Faure’s Requiem Featured in All Saints Service

This year on November 6th, St. Stephen will commemorate its faithful departed at our annual service of remembrance. Services like these are held in Christian churches of varied denominations all around the world, typically occurring around the feast of All Saints, at the beginning of November. Halloween is indelibly linked to this feast, as its original monicker – All Hallows’ Eve – attests. In addition to the annual reading of the church necrology, the choir will this year present within the typical framework of the service Gabriel Fauré’s poignant Requiem in a “chamber” version for organ, harp, violin, and cello. I am excited by this for a number of reasons, but none more than the opportunity it affords us to experience a work most generally known through concerts and recordings in its original, liturgical, setting. Fauré composed the Requiem while the Master of Choirs at the Parisian Church of The Madeline – where, incidentally, the great virtuoso and composer Camille Saint-Saens was organist. In its earliest version, the work is very much on a small, “church service” scale, and Fauré was to considerably alter, expand, and orchestrate it over the decade which followed. Regardless of the version (which is somewhat remarkable, considering the grandeur of the version for full orchestra), the piece is imbued with a gentle quality not conventional for the time, but emulated by later disciples (most notably in the unsurpassable Requiem of 20th century organist and composer Maurice Duruflé). It will be a truly special service, and I commend it to you.

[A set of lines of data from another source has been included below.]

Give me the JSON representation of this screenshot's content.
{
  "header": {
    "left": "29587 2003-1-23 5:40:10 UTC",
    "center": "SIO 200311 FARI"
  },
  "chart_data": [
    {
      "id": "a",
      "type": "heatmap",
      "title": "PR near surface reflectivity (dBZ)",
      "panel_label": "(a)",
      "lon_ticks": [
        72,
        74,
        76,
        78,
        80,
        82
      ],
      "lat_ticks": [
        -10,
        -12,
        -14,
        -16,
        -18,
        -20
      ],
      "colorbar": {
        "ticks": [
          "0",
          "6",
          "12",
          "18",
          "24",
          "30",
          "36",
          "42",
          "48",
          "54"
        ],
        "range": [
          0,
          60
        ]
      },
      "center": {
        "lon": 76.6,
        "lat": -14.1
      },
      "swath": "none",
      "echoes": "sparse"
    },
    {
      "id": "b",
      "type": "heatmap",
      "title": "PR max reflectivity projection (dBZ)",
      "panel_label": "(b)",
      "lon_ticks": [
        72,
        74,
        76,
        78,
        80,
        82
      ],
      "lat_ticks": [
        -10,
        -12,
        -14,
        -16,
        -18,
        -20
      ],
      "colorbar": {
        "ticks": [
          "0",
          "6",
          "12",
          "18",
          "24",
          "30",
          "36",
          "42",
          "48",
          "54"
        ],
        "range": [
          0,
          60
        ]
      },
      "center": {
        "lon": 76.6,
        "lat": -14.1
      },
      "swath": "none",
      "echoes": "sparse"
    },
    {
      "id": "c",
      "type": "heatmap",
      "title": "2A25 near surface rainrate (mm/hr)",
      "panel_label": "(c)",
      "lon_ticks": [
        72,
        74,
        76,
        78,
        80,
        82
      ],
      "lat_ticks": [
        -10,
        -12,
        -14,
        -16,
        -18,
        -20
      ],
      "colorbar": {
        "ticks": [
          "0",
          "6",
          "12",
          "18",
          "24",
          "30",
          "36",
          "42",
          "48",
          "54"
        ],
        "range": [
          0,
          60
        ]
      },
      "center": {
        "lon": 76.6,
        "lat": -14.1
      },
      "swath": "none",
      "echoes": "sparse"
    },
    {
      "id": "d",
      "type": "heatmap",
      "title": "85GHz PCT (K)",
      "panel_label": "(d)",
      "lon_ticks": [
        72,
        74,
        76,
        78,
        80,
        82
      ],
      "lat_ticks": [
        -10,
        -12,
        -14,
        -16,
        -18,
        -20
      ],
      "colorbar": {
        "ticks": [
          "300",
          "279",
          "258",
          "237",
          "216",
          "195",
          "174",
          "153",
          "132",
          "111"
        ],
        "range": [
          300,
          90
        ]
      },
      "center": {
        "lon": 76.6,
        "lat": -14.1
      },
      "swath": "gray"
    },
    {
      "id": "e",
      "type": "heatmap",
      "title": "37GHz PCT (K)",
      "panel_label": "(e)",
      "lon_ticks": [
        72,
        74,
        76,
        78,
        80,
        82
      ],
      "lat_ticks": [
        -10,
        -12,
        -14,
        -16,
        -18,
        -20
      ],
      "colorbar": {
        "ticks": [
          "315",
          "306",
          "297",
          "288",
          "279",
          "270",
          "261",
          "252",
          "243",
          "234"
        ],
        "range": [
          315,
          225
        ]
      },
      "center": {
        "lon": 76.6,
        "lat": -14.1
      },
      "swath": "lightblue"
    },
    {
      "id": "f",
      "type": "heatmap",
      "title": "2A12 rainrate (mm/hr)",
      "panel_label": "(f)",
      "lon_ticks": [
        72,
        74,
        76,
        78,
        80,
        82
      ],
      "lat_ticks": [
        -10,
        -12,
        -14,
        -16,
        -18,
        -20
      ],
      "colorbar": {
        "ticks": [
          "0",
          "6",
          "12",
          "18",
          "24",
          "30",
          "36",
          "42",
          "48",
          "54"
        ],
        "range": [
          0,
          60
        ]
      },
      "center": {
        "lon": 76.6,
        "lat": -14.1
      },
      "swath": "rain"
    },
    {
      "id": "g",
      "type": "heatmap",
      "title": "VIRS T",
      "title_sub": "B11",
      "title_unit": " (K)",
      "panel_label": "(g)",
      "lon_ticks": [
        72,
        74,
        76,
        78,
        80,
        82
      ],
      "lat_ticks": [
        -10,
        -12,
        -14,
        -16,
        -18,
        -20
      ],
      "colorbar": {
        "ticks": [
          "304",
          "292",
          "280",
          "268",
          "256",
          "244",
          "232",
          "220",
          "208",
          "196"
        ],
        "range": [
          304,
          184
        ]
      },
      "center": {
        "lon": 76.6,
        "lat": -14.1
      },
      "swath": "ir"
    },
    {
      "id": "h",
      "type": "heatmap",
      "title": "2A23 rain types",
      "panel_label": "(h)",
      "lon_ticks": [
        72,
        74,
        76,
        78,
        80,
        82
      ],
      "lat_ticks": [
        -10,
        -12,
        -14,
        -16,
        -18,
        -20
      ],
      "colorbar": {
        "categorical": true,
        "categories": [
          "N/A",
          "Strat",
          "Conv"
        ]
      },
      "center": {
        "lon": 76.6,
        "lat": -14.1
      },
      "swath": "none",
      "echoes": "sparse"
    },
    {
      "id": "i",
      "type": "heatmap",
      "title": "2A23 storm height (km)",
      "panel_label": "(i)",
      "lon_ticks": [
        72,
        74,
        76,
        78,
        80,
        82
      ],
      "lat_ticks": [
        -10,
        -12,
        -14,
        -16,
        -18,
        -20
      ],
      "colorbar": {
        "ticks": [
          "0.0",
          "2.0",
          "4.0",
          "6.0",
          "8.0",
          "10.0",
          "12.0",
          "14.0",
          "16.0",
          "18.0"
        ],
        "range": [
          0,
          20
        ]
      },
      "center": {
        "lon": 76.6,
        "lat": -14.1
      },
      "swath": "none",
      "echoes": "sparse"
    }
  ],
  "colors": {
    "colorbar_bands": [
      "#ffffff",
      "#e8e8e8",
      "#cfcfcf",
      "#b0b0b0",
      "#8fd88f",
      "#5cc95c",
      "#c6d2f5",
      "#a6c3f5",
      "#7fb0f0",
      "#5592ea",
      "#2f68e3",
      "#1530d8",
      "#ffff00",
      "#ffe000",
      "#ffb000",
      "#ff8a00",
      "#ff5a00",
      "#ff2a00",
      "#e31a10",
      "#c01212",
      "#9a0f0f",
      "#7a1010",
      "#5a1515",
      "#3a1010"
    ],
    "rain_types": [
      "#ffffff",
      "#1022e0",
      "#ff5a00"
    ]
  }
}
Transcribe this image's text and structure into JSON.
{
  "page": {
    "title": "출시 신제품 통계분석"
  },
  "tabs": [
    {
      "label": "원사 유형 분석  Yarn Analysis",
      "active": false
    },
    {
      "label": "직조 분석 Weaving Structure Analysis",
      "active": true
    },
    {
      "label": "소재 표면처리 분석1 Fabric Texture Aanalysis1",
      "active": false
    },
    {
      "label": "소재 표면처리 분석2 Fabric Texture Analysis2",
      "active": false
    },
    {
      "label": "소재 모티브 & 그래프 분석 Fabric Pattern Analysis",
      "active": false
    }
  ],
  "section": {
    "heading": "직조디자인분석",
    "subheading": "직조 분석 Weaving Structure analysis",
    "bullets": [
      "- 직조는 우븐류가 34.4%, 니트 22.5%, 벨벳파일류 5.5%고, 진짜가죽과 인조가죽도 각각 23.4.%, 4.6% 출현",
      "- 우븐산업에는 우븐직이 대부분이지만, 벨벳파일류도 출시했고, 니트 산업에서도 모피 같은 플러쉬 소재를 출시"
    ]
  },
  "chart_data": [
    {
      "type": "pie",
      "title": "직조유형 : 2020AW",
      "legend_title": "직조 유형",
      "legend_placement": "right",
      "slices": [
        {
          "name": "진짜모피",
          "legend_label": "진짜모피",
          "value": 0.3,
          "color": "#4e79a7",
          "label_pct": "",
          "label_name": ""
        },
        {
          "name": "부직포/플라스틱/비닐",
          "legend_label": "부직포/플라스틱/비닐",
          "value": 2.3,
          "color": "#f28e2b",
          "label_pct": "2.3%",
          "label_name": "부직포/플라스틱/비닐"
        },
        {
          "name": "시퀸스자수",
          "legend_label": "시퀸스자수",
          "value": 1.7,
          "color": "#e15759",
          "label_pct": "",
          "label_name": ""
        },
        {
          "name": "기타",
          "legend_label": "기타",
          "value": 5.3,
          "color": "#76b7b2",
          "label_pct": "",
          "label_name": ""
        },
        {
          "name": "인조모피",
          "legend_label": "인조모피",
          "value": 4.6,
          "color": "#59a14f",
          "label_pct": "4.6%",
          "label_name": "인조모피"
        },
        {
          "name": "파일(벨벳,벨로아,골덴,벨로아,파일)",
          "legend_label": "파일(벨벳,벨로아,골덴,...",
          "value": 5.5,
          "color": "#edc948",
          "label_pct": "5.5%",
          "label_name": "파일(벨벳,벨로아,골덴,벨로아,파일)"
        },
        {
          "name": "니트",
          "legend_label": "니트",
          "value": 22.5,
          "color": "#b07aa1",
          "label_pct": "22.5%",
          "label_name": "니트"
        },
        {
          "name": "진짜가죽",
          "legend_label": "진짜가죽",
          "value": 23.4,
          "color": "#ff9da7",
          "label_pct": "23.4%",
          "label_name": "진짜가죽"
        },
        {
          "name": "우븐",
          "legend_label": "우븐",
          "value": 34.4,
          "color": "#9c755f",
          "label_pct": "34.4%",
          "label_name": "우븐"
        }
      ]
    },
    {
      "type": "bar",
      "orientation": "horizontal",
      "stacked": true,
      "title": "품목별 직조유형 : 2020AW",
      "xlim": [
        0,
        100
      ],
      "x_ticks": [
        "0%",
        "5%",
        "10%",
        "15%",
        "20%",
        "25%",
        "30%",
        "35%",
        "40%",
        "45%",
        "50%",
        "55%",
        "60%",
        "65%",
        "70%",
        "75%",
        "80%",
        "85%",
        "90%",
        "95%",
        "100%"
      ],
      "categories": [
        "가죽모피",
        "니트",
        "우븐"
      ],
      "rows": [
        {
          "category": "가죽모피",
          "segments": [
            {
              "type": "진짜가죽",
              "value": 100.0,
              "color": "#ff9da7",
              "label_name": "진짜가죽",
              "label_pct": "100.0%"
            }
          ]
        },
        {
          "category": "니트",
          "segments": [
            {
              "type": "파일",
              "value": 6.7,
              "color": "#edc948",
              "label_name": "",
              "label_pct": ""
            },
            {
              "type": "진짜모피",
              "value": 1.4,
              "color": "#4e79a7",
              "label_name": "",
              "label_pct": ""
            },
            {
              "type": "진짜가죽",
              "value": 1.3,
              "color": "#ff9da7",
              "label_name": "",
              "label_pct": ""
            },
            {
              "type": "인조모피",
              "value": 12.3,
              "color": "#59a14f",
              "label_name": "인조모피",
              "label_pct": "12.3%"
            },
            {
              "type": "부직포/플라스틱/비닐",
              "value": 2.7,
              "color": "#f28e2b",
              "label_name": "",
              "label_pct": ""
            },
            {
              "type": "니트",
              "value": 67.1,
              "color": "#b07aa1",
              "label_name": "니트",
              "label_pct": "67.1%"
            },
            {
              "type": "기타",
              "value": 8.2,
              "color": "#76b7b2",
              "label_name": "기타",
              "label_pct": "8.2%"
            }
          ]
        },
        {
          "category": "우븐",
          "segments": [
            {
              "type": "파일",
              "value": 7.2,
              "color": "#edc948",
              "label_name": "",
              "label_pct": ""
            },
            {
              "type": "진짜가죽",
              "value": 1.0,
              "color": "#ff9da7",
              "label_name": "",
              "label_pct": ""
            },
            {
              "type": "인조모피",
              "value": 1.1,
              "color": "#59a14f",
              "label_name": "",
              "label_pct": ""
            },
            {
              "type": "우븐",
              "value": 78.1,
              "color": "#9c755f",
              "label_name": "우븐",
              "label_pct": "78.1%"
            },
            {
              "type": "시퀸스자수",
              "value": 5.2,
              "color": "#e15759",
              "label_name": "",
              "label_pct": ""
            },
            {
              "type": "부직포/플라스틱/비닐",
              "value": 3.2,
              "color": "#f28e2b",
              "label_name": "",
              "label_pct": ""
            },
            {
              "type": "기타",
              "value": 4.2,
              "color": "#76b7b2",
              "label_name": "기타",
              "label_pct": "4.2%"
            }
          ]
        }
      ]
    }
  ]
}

Please do not miss this special day in the life of St. Stephen!


Post-Election Prayer Service of Healing and Hope For Our Nation

St. Stephen invites you to join us after the polls close at 7 pm,  November 8, for a thirty minute service of meditation, prayers and music in our main sanctuary. We will thank God for the gift of citizenship and express our confidence that our nation’s future is in God’s hands; and we will pray for reconciliation and the welfare of this nation we cherish.  We hope that you will join us.

St. Stephen Hosts World AIDS Day Service

The United Nations has declared every December 1 as an international observance of World AIDS Day, to increase public awareness and action around this deadly disease. Last year, a consortium of local congregations and faith leaders hosted the first World AIDS Day service at Broadway Baptist Church. This year’s service will be at St. Stephen Presbyterian Church. The service will offer inspiring music and St. Stephen’s outstanding choir, led by Organist and Director of Music Ministries Mitchell Crawford. Our guest speaker will be Dr. Cheryl McDonald, a local physician who specialized in infectious diseases and is the current President of the Board of Directors at the AIDS Outreach Center.

Participating faith representatives include Broadway Baptist, Brite Divinity School, and several congregations representing many denominations. This year we are partnering with RESULTS (, a bipartisan advocacy organization that has been combating the effects of global poverty for over 35 years.